Charfi, W., Chaabane, M., Mihri, H. & Bournot, P. [2018] presented an experimental study of a special panel allowing
solar panel natural cooling and computational fluid dynamics which were used for modeling of PV systems.
Ali & Abdulsalam, I. G. [2016] studied the effect of clouds on the performance of a PV panel using both outdoor
experiments and Matlab simulations. The results show that cloud cover reduces the efficiency of the PV module, and
this reduction in efficiency were found to be from 0.96% to 3.77% in the three experimental locations. Athar, H., Ankit,
B. & Rupendra, P. [2017] investigated experimentally using different dust samples with different irradiation levels such
as 650, 750 and 850 W/m
2
. The results show that the power is reduced to a large extent during dust accumulation. Rani,
S.P., Giridhar, M.S, & Prasad, S. R. [2018] analyzed theoretically the variance of radiance and temperature effects on
solar cell performance. Ali, H. N., Zahraa, S. D., & Hashim, A. H. [2020] discussed the influence of clouds on the
characteristics of a Mono-crystalline solar module during November, December and January (2018-2019) in Baghdad.
Also, PV parameters were simulated by using MATLAB. The effects of various environmental factors on the
performance of the PV system has been investigated by Mustafa, R., Gomaa, M., Al-Dhaifallah, M. & Rezk, M. [2020].
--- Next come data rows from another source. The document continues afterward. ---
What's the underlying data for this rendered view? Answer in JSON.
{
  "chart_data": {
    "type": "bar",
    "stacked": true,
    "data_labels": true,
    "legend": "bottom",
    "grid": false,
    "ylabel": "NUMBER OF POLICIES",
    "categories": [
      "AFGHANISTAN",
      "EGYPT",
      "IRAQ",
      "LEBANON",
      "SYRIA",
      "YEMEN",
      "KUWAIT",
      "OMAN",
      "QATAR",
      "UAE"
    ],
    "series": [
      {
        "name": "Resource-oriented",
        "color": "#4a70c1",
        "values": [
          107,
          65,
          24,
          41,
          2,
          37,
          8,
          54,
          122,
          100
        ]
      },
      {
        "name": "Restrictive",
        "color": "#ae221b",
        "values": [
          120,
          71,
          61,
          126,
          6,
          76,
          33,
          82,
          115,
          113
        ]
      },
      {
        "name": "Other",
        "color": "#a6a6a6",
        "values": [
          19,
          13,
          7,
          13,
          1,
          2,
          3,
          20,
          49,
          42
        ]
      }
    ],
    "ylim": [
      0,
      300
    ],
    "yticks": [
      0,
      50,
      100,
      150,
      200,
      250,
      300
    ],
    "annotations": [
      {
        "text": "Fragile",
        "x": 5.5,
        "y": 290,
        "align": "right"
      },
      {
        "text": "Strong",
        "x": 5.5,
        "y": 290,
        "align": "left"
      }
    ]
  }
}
In this paper, the influence of internal and external parameters on PV cells was analyzed and investigated. The effect
of a series of changes in resistance, shunt resistance, rising temperature and saturation currents was verified by
simulations. The effects of clouds, dust, chalk powder, fly ash and bird dropping accumulation on PV panel performance
was taken into consideration during the experimental work and were compared with a clean PV panel in the Erbil city
environment.
2. The Single Diode Solar Cell Module
The most popular equivalent circuit used to presage energy output in PV cell modeling is the single diode circuit model
that represents the electrical comportment of the p-n junction. The single diode PV cell equivalent circuit with five
parameters is shown in Figure 1. The PV cell is characterized by its equivalent outline which consists of a source of
electrical current which models the transmutation of the shining flow in electrical energy. The system performances was
analysed in the computer by utilizing the Matlab simulation process. To consider physical phenomena at the caliber of
the cell, the model is consummated by two resistances, series R
S
and shunt R
Sh
as the time exhibitor the equivalent
electric circuit.
Figure 1. The schematic diagram of a single diode solar cell.